AB Unconstrained Bond C (AGCCX): 1.65% expense ratio, 0.5% management fee. AGCCX is a Diversified Bonds investment option; these funds give investors exposure to a variety of fixed income types that span across different issuers, maturities, and credit levels. This fund has an annual returns of -0.25% over the last five years. Another fund guilty of having investors pay more in fees than returns.
AIG (NYSE:AIG) International Dividend Strategy A (SIEAX) - 1.9% expense ratio, 1% management fee. This fund has yielded yearly returns of -0.99% in the course of the last five years. Too bad!
3 Top Ranked Mutual Funds
Now that we've covered our "worst offender" list, let's take a look at some of Zacks' highest ranked mutual funds with some of the lowest fees you may want to consider.
T. Rowe Price Global Growth Stock Adviser (PAGLX) is a winner, with an expense ratio of just 1.1% and a five-year annualized return track record of 11%.
Janus Henderson Research S (JRASX): Expense ratio: 1.05%. Management fee: 0.56%. JRASX is a Large Cap Growth mutual fund, and these funds invest in many large U.S. firms that are projected to grow at a faster rate than their large-cap peers. JRASX has managed to produce a robust 11.81% over the last five years.

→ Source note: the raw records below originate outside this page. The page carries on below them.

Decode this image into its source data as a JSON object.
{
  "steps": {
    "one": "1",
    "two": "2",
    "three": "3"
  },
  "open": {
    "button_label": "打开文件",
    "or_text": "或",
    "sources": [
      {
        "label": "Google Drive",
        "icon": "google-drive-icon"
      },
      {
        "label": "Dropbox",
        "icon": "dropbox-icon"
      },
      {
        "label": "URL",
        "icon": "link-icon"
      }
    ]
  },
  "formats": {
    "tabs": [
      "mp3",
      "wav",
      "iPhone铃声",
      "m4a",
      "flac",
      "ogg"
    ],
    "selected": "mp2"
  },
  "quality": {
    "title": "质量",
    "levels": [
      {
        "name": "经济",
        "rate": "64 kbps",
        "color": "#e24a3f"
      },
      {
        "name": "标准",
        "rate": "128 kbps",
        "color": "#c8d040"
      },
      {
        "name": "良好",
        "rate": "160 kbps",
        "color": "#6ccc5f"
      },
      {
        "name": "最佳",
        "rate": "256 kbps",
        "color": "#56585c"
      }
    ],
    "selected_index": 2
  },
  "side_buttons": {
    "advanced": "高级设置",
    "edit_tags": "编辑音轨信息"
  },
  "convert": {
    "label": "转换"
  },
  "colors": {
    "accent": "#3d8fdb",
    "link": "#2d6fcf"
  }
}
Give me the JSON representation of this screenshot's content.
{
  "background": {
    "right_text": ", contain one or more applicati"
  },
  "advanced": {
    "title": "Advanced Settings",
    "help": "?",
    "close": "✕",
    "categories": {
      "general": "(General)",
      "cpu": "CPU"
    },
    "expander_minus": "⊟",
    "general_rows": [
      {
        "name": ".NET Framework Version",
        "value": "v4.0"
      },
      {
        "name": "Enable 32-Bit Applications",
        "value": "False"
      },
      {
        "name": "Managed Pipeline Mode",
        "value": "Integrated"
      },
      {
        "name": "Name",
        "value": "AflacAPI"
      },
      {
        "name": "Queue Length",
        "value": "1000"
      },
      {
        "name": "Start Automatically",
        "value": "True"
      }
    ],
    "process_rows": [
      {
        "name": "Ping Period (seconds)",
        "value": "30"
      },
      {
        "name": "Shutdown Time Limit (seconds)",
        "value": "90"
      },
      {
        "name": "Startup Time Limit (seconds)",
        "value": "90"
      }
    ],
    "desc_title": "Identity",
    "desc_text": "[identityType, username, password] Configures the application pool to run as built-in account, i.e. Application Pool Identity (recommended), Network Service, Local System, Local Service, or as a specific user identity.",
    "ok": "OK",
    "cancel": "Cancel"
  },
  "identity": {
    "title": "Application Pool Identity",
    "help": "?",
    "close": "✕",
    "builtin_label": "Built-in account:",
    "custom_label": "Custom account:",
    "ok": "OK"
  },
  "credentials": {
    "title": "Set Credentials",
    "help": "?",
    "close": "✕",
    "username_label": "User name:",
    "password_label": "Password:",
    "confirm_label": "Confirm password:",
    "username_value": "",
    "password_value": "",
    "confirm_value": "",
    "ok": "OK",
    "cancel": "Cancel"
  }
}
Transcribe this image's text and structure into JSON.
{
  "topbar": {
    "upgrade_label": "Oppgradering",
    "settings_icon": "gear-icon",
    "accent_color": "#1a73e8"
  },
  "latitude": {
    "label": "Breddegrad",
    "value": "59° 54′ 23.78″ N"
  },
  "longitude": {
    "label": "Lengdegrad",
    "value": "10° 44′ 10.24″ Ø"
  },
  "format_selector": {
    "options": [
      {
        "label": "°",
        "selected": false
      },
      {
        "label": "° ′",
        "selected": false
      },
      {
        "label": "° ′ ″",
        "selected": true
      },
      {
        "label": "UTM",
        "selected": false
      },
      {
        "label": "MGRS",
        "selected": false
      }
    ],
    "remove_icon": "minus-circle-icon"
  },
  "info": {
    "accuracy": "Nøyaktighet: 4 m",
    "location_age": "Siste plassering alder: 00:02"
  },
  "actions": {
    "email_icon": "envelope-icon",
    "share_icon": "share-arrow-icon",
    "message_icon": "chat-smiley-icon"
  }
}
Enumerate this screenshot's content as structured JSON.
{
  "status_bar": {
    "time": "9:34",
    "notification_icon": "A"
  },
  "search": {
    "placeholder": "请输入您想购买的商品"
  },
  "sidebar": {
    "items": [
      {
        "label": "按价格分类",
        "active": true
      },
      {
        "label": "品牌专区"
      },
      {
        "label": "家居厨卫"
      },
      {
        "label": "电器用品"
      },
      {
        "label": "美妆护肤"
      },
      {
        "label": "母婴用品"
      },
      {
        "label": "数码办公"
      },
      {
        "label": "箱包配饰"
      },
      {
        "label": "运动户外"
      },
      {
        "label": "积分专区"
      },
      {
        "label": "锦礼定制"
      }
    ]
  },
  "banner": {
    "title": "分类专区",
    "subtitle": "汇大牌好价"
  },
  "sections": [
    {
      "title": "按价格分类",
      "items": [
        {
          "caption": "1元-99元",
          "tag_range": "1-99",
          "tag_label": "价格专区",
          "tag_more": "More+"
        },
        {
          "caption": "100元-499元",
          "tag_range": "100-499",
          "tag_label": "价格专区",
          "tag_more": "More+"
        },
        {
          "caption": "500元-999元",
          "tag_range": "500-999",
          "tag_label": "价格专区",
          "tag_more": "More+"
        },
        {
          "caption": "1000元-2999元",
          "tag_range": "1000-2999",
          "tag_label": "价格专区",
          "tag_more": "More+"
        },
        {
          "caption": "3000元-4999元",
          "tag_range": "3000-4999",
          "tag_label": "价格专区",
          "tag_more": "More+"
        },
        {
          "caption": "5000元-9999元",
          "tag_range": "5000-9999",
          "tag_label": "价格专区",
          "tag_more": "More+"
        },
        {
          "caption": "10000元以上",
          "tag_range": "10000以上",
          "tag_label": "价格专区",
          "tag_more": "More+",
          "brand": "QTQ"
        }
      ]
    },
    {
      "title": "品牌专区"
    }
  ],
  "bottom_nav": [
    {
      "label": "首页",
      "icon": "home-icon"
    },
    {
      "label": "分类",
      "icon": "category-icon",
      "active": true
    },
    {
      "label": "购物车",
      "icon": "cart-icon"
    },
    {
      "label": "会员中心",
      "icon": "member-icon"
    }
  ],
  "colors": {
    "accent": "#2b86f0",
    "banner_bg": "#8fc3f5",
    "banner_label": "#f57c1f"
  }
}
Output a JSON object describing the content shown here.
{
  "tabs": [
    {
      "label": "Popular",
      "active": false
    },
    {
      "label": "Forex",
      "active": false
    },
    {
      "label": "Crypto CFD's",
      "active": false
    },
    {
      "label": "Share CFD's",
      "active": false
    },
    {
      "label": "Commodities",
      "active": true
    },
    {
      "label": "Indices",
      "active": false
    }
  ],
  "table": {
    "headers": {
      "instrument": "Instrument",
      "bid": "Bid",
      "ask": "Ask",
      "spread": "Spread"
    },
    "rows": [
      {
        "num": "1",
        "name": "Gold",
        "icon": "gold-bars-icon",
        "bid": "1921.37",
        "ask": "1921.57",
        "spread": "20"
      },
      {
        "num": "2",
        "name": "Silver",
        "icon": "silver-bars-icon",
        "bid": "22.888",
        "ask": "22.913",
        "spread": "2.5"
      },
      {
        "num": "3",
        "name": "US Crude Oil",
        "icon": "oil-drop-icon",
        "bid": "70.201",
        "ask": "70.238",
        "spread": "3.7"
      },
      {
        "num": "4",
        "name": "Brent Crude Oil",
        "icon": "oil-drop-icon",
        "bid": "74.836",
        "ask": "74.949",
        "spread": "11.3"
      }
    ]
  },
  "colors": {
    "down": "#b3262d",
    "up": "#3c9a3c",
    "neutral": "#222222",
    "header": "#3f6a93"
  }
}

Putnam Global Technology A (PGTAX): Expense ratio: 1.16%. Management fee: 0.62%. PGTAX is a Sector - Tech mutual fund, allowing investors to own a stake in a notoriously volatile sector with a much more diversified approach. PGTAX has produced a 18.8% over the last five years.
Bottom Line
Along these lines, there you have it - if your financial guide has you put your money into any of our "Mutual Fund Misfires of the Market," there is a strong likelihood that they are either dormant at the worst possible time, inept, or (in all probability) filling their pockets with high fee commissions at the cost of your financial objectives.